A fall run through the woods
We’ve all heard the expression about missing the forest for all the trees. It’s easy to do in any area of life, but I’ve found it especially easy in parenting. At any given point in time there are so many issues that are pressing, so many different things you want to teach, and so many ways you want to express love for your children. How can you find time for it all?
The answer, to be sure, is ‘You can’t.’ There just isn’t enough time. No matter how much time I have with my kids, I find there’s always more I’d like to say, teach, discipline, instruct, encourage, rebuke, etc. And at the same time I don’t want to overwhelm them or frustrate them with too many words, too much instruction, too many demands. Fathers are specifically warned, after all, not to provoke their children to anger (Eph 6.4).
The key to this, as with so many things, is balance. I need to learn to not harp on every little thing I see in them, but to pick my spots, look for moments when little hearts are open and ready to receive instruction, and most of all, make sure I make the main thing the main thing–always.
Unfortunately, I fear that I do a bad job at that. I get so caught up in the presenting issues of the day-to-day that I sometimes lose sight of the big picture issues that my children so desperately need me to emphasize.
Here’s a case-in-point: The other night I was putting Susannah & Caitlyn to bed (Maddie had already gone down). I sang a song or two to them and Caitlyn was fast asleep; Susannah, however, was wide awake. I took the opportunity to kneel beside her bed and just chat with her alone in the few quiet minutes we had together. I asked her about her day and what she was happy about. Then I turned the conversation to spiritual things. I asked her, ‘What is the one, most important thing in all the world?’ She replied: ‘Christ died for our sins and was raised!’ (with the appropriate actions :)).
I was pretty pleased with that.
Then I asked her, ‘What is the one greatest commandment that God gives us?’ There was no answer; I could tell she was thinking. I decided to help her a little: ‘To llll…’. Her face lit up, she knew the answer: ‘To listen!’
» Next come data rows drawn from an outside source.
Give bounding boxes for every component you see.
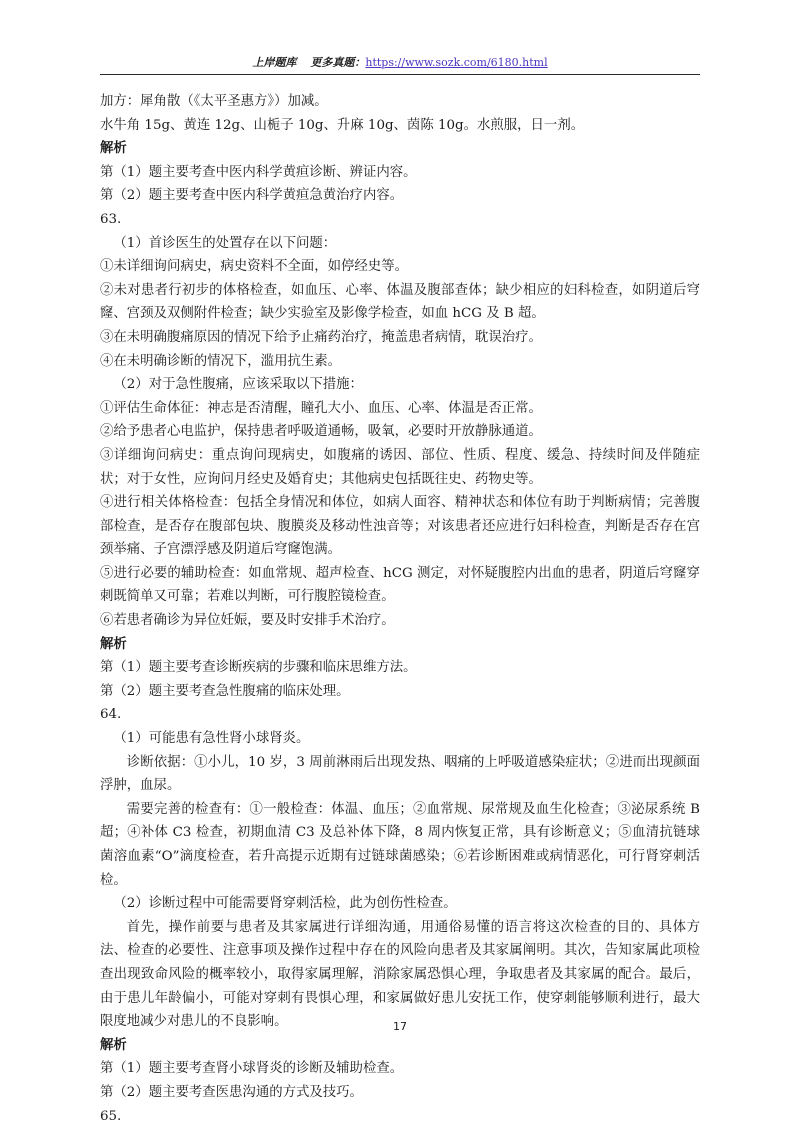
question-number: 65. bbox=[100, 1108, 122, 1124]
text-line: ③详细询问病史：重点询问现病史，如腹痛的诱因、部位、性质、程度、缓急、持续时间及伴随症状；对于女性，应询问月经史及婚育史；其他病史包括既往史、药物史等。 bbox=[100, 447, 700, 487]
header-site-name: 上岸题库 bbox=[252, 56, 297, 69]
text-line: 第（2）题主要考查中医内科学黄疸急黄治疗内容。 bbox=[100, 188, 404, 204]
section-heading: 解析 bbox=[100, 636, 127, 652]
text-line: ④进行相关体格检查：包括全身情况和体位，如病人面容、精神状态和体位有助于判断病情；完善腹部检查，是否存在腹部包块、腹膜炎及移动性浊音等；对该患者还应进行妇科检查，判断是否存在宫颈举痛、子宫漂浮感及阴道后穹窿饱满。 bbox=[100, 495, 700, 558]
text-line: 需要完善的检查有：①一般检查：体温、血压；②血常规、尿常规及血生化检查；③泌尿系统 B 超；④补体 C3 检查，初期血清 C3 及总补体下降，8 周内恢复正常，具有诊断意义；⑤血清抗链球菌溶血素“O”滴度检查，若升高提示近期有过链球菌感染；⑥若诊断困难或病情恶化，可行肾穿刺活检。 bbox=[100, 801, 700, 888]
text-line: 第（1）题主要考查肾小球肾炎的诊断及辅助检查。 bbox=[100, 1061, 404, 1077]
text-line: 第（1）题主要考查诊断疾病的步骤和临床思维方法。 bbox=[100, 660, 417, 676]
page-header bbox=[100, 52, 700, 75]
text-line: ④在未明确诊断的情况下，滥用抗生素。 bbox=[100, 353, 342, 369]
header-more-label: 更多真题： bbox=[310, 56, 366, 69]
text-line: ②给予患者心电监护，保持患者呼吸道通畅，吸氧，必要时开放静脉通道。 bbox=[100, 424, 542, 440]
page-number: 17 bbox=[393, 1020, 407, 1033]
text-line: 第（2）题主要考查急性腹痛的临床处理。 bbox=[100, 683, 350, 699]
text-line: ⑤进行必要的辅助检查：如血常规、超声检查、hCG 测定，对怀疑腹腔内出血的患者，阴道后穹窿穿刺既简单又可靠；若难以判断，可行腹腔镜检查。 bbox=[100, 565, 700, 605]
text-line: ①未详细询问病史，病史资料不全面，如停经史等。 bbox=[100, 259, 408, 275]
text-line: 第（2）题主要考查医患沟通的方式及技巧。 bbox=[100, 1084, 363, 1100]
text-line: （1）可能患有急性肾小球肾炎。 bbox=[113, 731, 310, 747]
header-link[interactable]: https://www.sozk.com/6180.html bbox=[365, 56, 548, 69]
section-heading: 解析 bbox=[100, 1037, 127, 1053]
text-line: （2）诊断过程中可能需要肾穿刺活检，此为创伤性检查。 bbox=[113, 896, 457, 912]
document-body bbox=[100, 90, 700, 1128]
text-line: 诊断依据：①小儿，10 岁，3 周前淋雨后出现发热、咽痛的上呼吸道感染症状；②进而出现颜面浮肿，血尿。 bbox=[100, 754, 700, 794]
text-line: （2）对于急性腹痛，应该采取以下措施： bbox=[113, 377, 363, 393]
text-line: ⑥若患者确诊为异位妊娠，要及时安排手术治疗。 bbox=[100, 613, 395, 629]
text-line: 加方：犀角散（《太平圣惠方》）加减。 bbox=[100, 94, 328, 109]
text-line: ③在未明确腹痛原因的情况下给予止痛药治疗，掩盖患者病情，耽误治疗。 bbox=[100, 329, 542, 345]
text-line: ②未对患者行初步的体格检查，如血压、心率、体温及腹部查体；缺少相应的妇科检查，如阴道后穹窿、宫颈及双侧附件检查；缺少实验室及影像学检查，如血 hCG 及 B 超。 bbox=[100, 282, 700, 322]
text-line: 水牛角 15g、黄连 12g、山栀子 10g、升麻 10g、茵陈 10g。水煎服，日一剂。 bbox=[100, 117, 585, 133]
question-number: 63. bbox=[100, 211, 122, 227]
text-line: 第（1）题主要考查中医内科学黄疸诊断、辨证内容。 bbox=[100, 164, 417, 180]
text-line: 首先，操作前要与患者及其家属进行详细沟通，用通俗易懂的语言将这次检查的目的、具体方法、检查的必要性、注意事项及操作过程中存在的风险向患者及其家属阐明。其次，告知家属此项检查出现致命风险的概率较小，取得家属理解，消除家属恐惧心理，争取患者及其家属的配合。最后，由于患儿年龄偏小，可能对穿刺有畏惧心理，和家属做好患儿安抚工作，使穿刺能够顺利进行，最大限度地减少对患儿的不良影响。 bbox=[100, 919, 700, 1030]
text-line: ①评估生命体征：神志是否清醒，瞳孔大小、血压、心率、体温是否正常。 bbox=[100, 400, 542, 416]
question-number: 64. bbox=[100, 707, 122, 723]
section-heading: 解析 bbox=[100, 141, 127, 157]
text-line: （1）首诊医生的处置存在以下问题： bbox=[113, 235, 337, 251]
My heart fell. In that instant my mind went back to family devotions that night after dinner, to the songs we’ve been teaching the kids, to the things I’ve been reminding them of lately… over and over and over again I’d been speaking about the trees, but neglecting the forest. In teaching my daughters about how to be wise and what it means to be ‘all ears’, the unspoken message I’d been communicating to them is that listening is the most important commandment. Somehow in the midst of all the issues I’d completely neglected the heart of the issue, which is ‘to love the Lord your God with all your heart and soul and mind and strength, and to love your neighbour as yourself.’
All this ‘Christian parenting’, but my kids still haven’t heard clear, concise, convicting instruction about the one thing that matters more than anything else: their love for God. Sigh. Back to the parenting drawing board… and back to my knees to pray for my kids.
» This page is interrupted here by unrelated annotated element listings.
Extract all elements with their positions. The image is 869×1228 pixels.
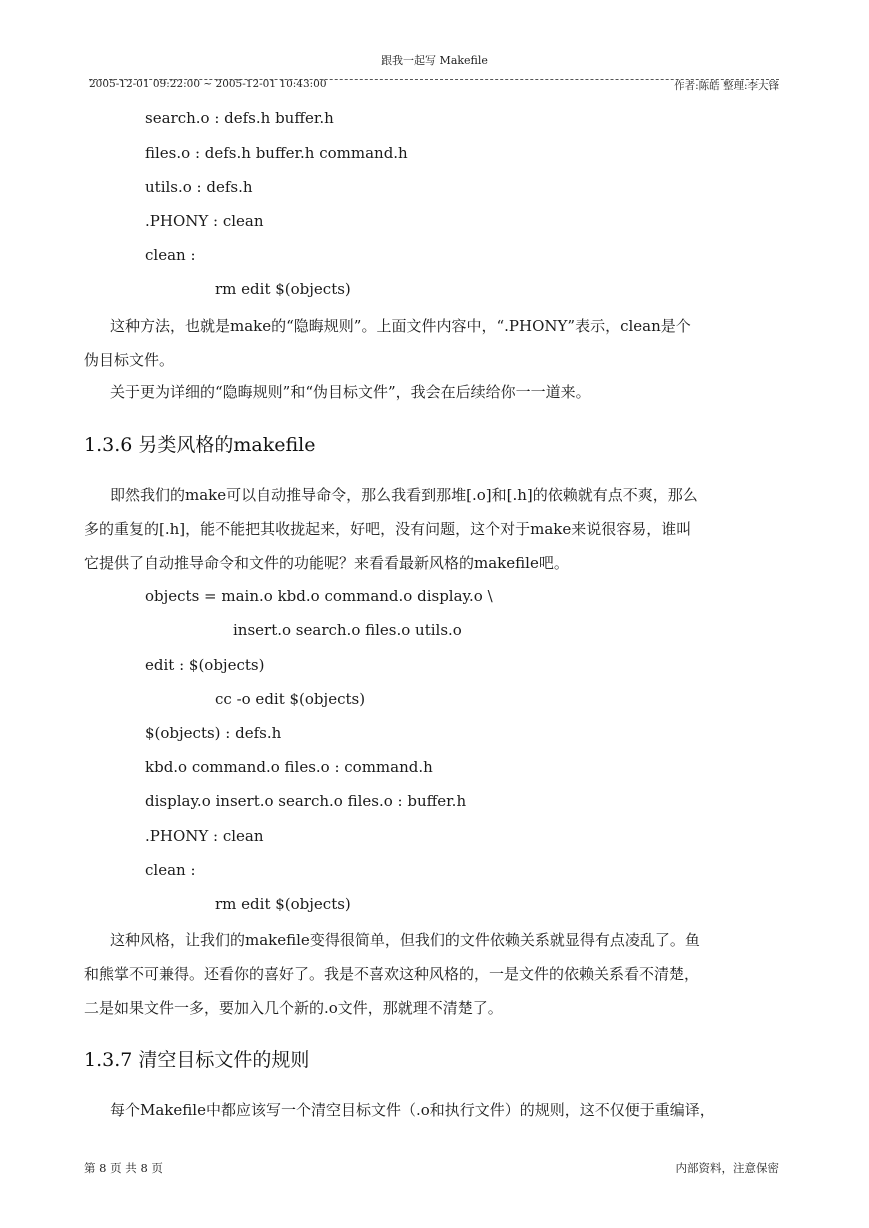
code-line: $(objects) : defs.h bbox=[145, 724, 282, 742]
paragraph-line: 每个Makefile中都应该写一个清空目标文件（.o和执行文件）的规则，这不仅便于重编译， bbox=[110, 1101, 715, 1119]
code-line: rm edit $(objects) bbox=[215, 895, 351, 913]
code-line: cc -o edit $(objects) bbox=[215, 690, 366, 708]
paragraph-line: 多的重复的[.h]，能不能把其收拢起来，好吧，没有问题，这个对于make来说很容易，谁叫 bbox=[84, 520, 692, 538]
section-heading: 1.3.6 另类风格的makefile bbox=[84, 434, 316, 456]
code-line: objects = main.o kbd.o command.o display.o \ bbox=[145, 587, 493, 605]
paragraph-line: 二是如果文件一多，要加入几个新的.o文件，那就理不清楚了。 bbox=[84, 999, 503, 1017]
paragraph-line: 伪目标文件。 bbox=[84, 351, 175, 369]
paragraph-line: 和熊掌不可兼得。还看你的喜好了。我是不喜欢这种风格的，一是文件的依赖关系看不清楚， bbox=[84, 965, 700, 983]
code-line: clean : bbox=[145, 246, 196, 264]
running-header-title: 跟我一起写 Makefile bbox=[381, 54, 488, 67]
code-line: edit : $(objects) bbox=[145, 656, 265, 674]
code-line: utils.o : defs.h bbox=[145, 178, 253, 196]
paragraph-line: 关于更为详细的“隐晦规则”和“伪目标文件”，我会在后续给你一一道来。 bbox=[110, 383, 591, 401]
paragraph-line: 即然我们的make可以自动推导命令，那么我看到那堆[.o]和[.h]的依赖就有点不爽，那么 bbox=[110, 486, 698, 504]
code-line: clean : bbox=[145, 861, 196, 879]
paragraph-line: 它提供了自动推导命令和文件的功能呢？来看看最新风格的makefile吧。 bbox=[84, 554, 569, 572]
code-line: insert.o search.o files.o utils.o bbox=[233, 621, 462, 639]
confidential-note: 内部资料，注意保密 bbox=[675, 1161, 779, 1175]
code-line: display.o insert.o search.o files.o : buffer.h bbox=[145, 792, 467, 810]
code-line: .PHONY : clean bbox=[145, 827, 264, 845]
code-line: .PHONY : clean bbox=[145, 212, 264, 230]
code-line: kbd.o command.o files.o : command.h bbox=[145, 758, 433, 776]
page-number: 第 8 页 共 8 页 bbox=[84, 1161, 163, 1175]
paragraph-line: 这种风格，让我们的makefile变得很简单，但我们的文件依赖关系就显得有点凌乱了。鱼 bbox=[110, 931, 700, 949]
code-line: rm edit $(objects) bbox=[215, 280, 351, 298]
section-heading: 1.3.7 清空目标文件的规则 bbox=[84, 1049, 310, 1071]
header-timestamp: 2005-12-01 09:22:00 ~ 2005-12-01 10:43:00 bbox=[89, 78, 327, 90]
paragraph-line: 这种方法，也就是make的“隐晦规则”。上面文件内容中，“.PHONY”表示，clean是个 bbox=[110, 317, 691, 335]
header-author: 作者:陈皓 整理:李大锋 bbox=[674, 80, 779, 92]
code-line: search.o : defs.h buffer.h bbox=[145, 109, 334, 127]
code-line: files.o : defs.h buffer.h command.h bbox=[145, 144, 408, 162]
There is very little to be proud about in parenting. The mistakes are many and the painstakingly obvious need for God’s intervening grace humbles me continually. I’ve never been more aware of the fact that if my children will be saved, it will be all because of God’s grace in spite of me, rather than because of me.
But there is hope. The next morning at the breakfast table Stace and I spent some time explaining the greatest commandment to the children. I’ve been convicted of missing the forest and am aiming to make it more of an intentional push in my parenting repertoire. And the Lord loves to use broken, fallen, largely-pathetic humans for his good purposes: it’s his way of ensuring that he gets all the glory. And I’m okay with that. I’m just thankful for mercy and hopeful for future grace.